L’innovazione culturale del prodotto e della strategia non può prescindere dalla precisa (ri)definizione dell’identità aziendale attraverso la formalizzazione di una chiara missione, dei paradossi strategici sottostanti (ne parleremo più diffusamente in uno dei prossimi articoli) e di una altrettanto chiara visione: il perché dell’impresa stessa.

La missione, infatti, definisce il carattere duraturo di un’organizzazione, l’identità profonda che trascende i cicli di vita dei mercati o dei prodotti, la dirompenza tecnologica e i leader individuali. Il più grande contributo di coloro che hanno fondato e cresciuto imprese di successo duraturo è stato proprio la definizione della missione.

I leader muoiono, i prodotti diventano obsoleti, i mercati cambiano, le nuove tecnologie emergono senza soluzione di continuità, le mode del management vanno e vengono, ma la missione si rafforza nelle grandi imprese come una sorta di guida ispiratrice e antifragile.

l'impresa significante

I significati strategici del livello della missione; ogni impresa deve saper rispondere alle quattro domande fondamentali per poter definire con precisione la propria missione.

L’impresa significante

Quanto più le imprese italiane cercheranno di dare vita a un modello imprenditoriale che si interroghi e ponga al centro proprio la definizione della missione, dei paradossi strategici e della visione aziendale, imparando a integrare nelle proprie strategie un orizzonte culturale a lungo termine, tanto più si avvicineranno al concetto di “impresa significante”.

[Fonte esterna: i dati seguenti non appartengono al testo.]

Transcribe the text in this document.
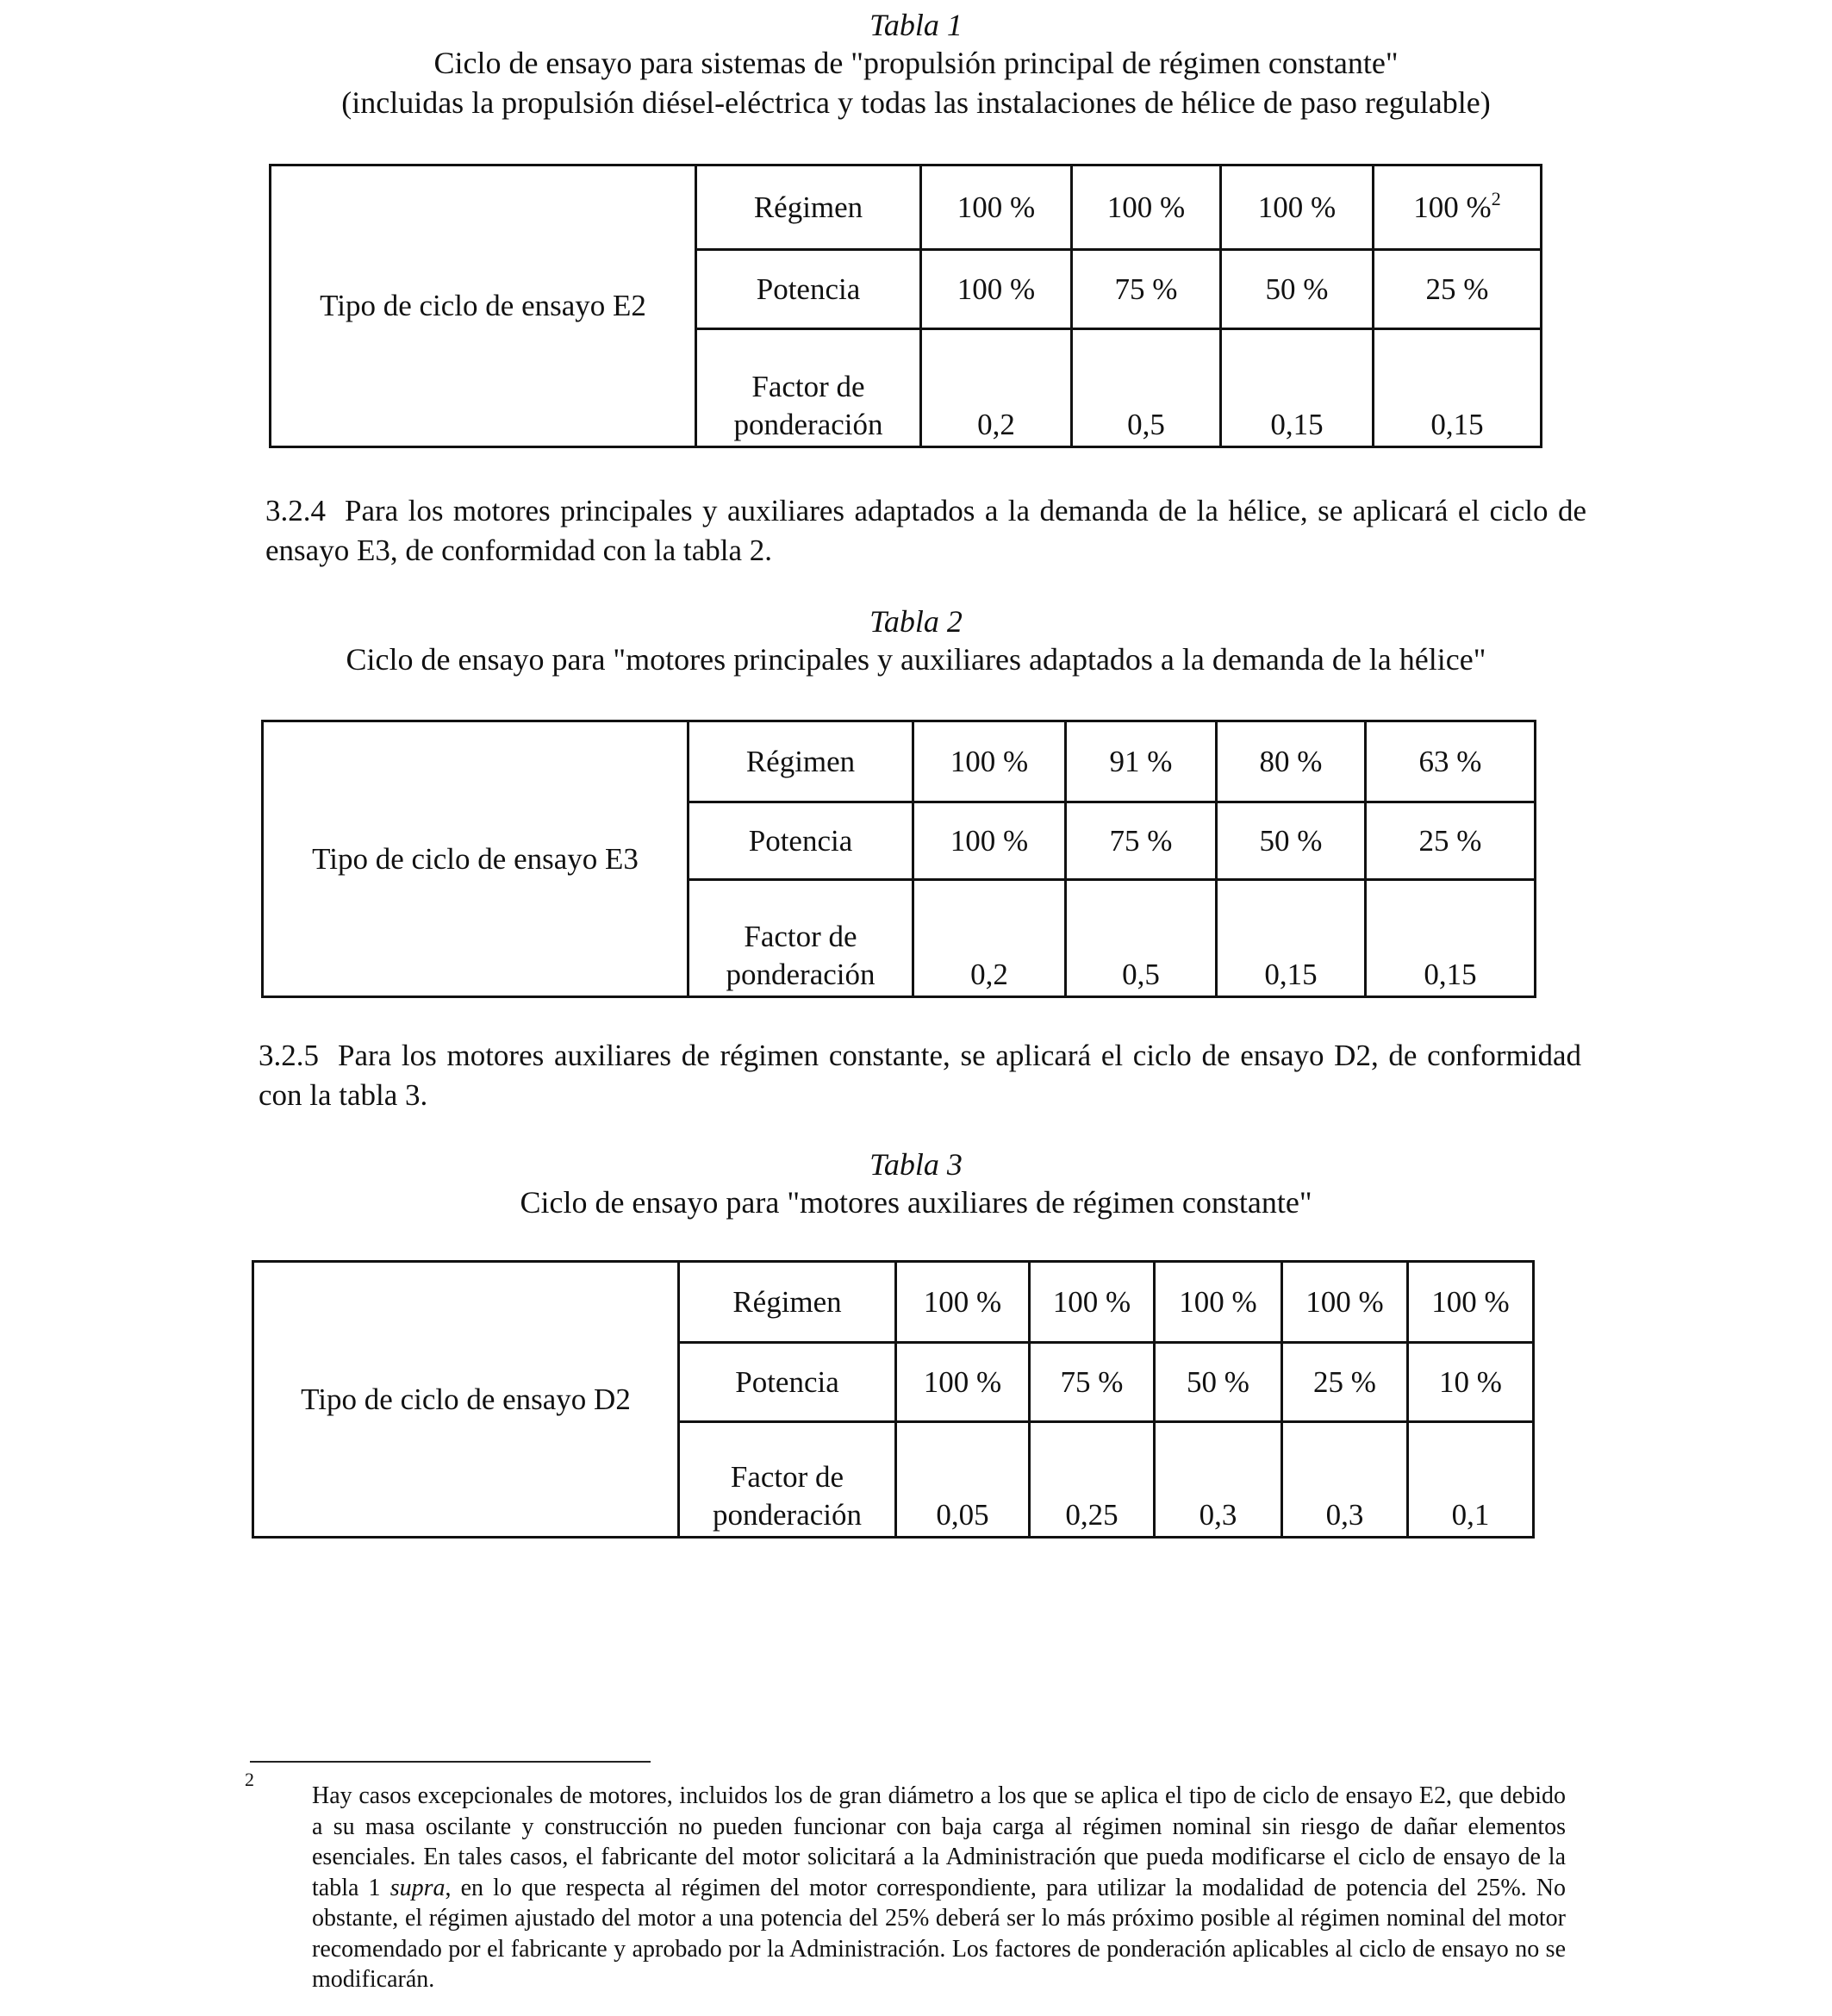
Tabla 1
Ciclo de ensayo para sistemas de "propulsión principal de régimen constante"
(incluidas la propulsión diésel-eléctrica y todas las instalaciones de hélice de paso regulable)
Tipo de ciclo de ensayo E2	Régimen	100 %	100 %	100 %	100 %$^2$
	Potencia	100 %	75 %	50 %	25 %

	Factor de
ponderación	0,2	0,5	0,15	0,15

3.2.4 Para los motores principales y auxiliares adaptados a la demanda de la hélice, se aplicará el ciclo de ensayo E3, de conformidad con la tabla 2.

Tabla 2
Ciclo de ensayo para "motores principales y auxiliares adaptados a la demanda de la hélice"
Tipo de ciclo de ensayo E3	Régimen	100 %	91 %	80 %	63 %
	Potencia	100 %	75 %	50 %	25 %

	Factor de
ponderación	0,2	0,5	0,15	0,15

3.2.5 Para los motores auxiliares de régimen constante, se aplicará el ciclo de ensayo D2, de conformidad con la tabla 3.

Tabla 3
Ciclo de ensayo para "motores auxiliares de régimen constante"
Tipo de ciclo de ensayo D2	Régimen	100 %	100 %	100 %	100 %	100 %
	Potencia	100 %	75 %	50 %	25 %	10 %

	Factor de
ponderación	0,05	0,25	0,3	0,3	0,1
2

Hay casos excepcionales de motores, incluidos los de gran diámetro a los que se aplica el tipo de ciclo de ensayo E2, que debido a su masa oscilante y construcción no pueden funcionar con baja carga al régimen nominal sin riesgo de dañar elementos esenciales. En tales casos, el fabricante del motor solicitará a la Administración que pueda modificarse el ciclo de ensayo de la tabla 1 supra, en lo que respecta al régimen del motor correspondiente, para utilizar la modalidad de potencia del 25%. No obstante, el régimen ajustado del motor a una potencia del 25% deberá ser lo más próximo posible al régimen nominal del motor recomendado por el fabricante y aprobado por la Administración. Los factores de ponderación aplicables al ciclo de ensayo no se modificarán.
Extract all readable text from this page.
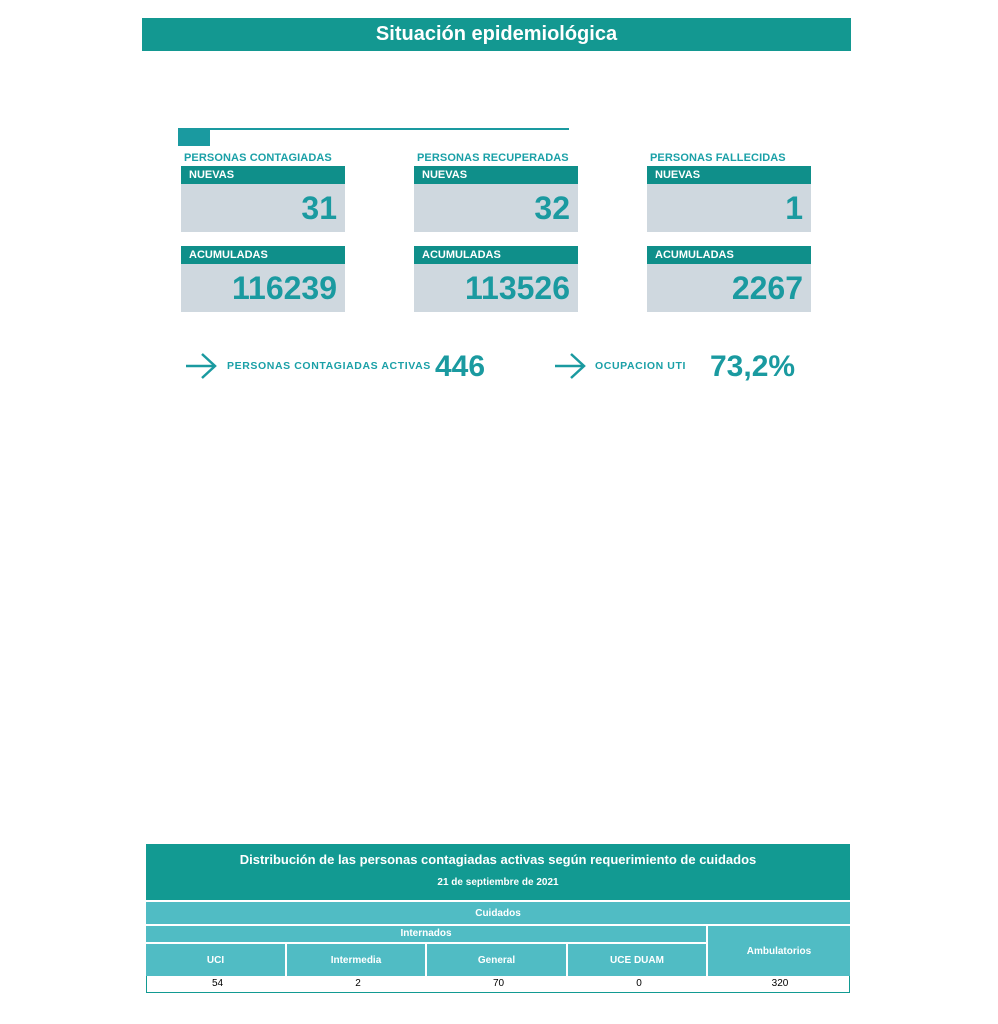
Situación epidemiológica
PERSONAS CONTAGIADAS
NUEVAS
31
ACUMULADAS
116239
PERSONAS RECUPERADAS
NUEVAS
32
ACUMULADAS
113526
PERSONAS FALLECIDAS
NUEVAS
1
ACUMULADAS
2267
PERSONAS CONTAGIADAS ACTIVAS 446	OCUPACION UTI 73,2%
Distribución de las personas contagiadas activas según requerimiento de cuidados
21 de septiembre de 2021
Cuidados
Internados
Ambulatorios
UCI	Intermedia	General	UCE DUAM
54	2	70	0	320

Per chiarirlo si può partire dalla definizione del suo contrario, l’impresa ‘insignificante’. L’impresa “insignificante” crea poco valore per i clienti e la società.

Proprio perché il valore creato è ridotto, tale impresa si concentra sulle modalità più efficaci per appropriarsi della sua fetta maggiore, vittima di una prospettiva limitata e limitante secondo cui il problema è la divisione del valore. Si alimenta così un circolo vizioso che porta a creare ancora meno valore per i clienti e la società.

Per contro, l’impresa “significante” crea molto valore per i clienti e la società. Proprio per questo non è schiava dell’ansia dell’appropriazione e si concentra invece sulle modalità più efficaci per distribuirne la parte più rilevante, nella convinzione che la vera soluzione sia moltiplicare il valore attraverso la condivisione.

Si alimenta, così, un circolo virtuoso che porta a creare ancora più valore per i clienti e la società. In questo senso, l’impresa significante è tale in quanto creatrice di nuovi posti di lavoro legati all’esclusività del territorio, ma anche di nuovi concetti ispirati dalla varietà del territorio e veicolati ai clienti e alla società attraverso i suoi prodotti, processi e modalità di relazione.

In questo senso, il termine “significante” identifica un’impresa ricca di significato per tutti gli stakeholder che incrociano il suo percorso, espressione di un portato culturale e innovativo unico che la distanzia e la favorisce rispetto a qualunque competitor.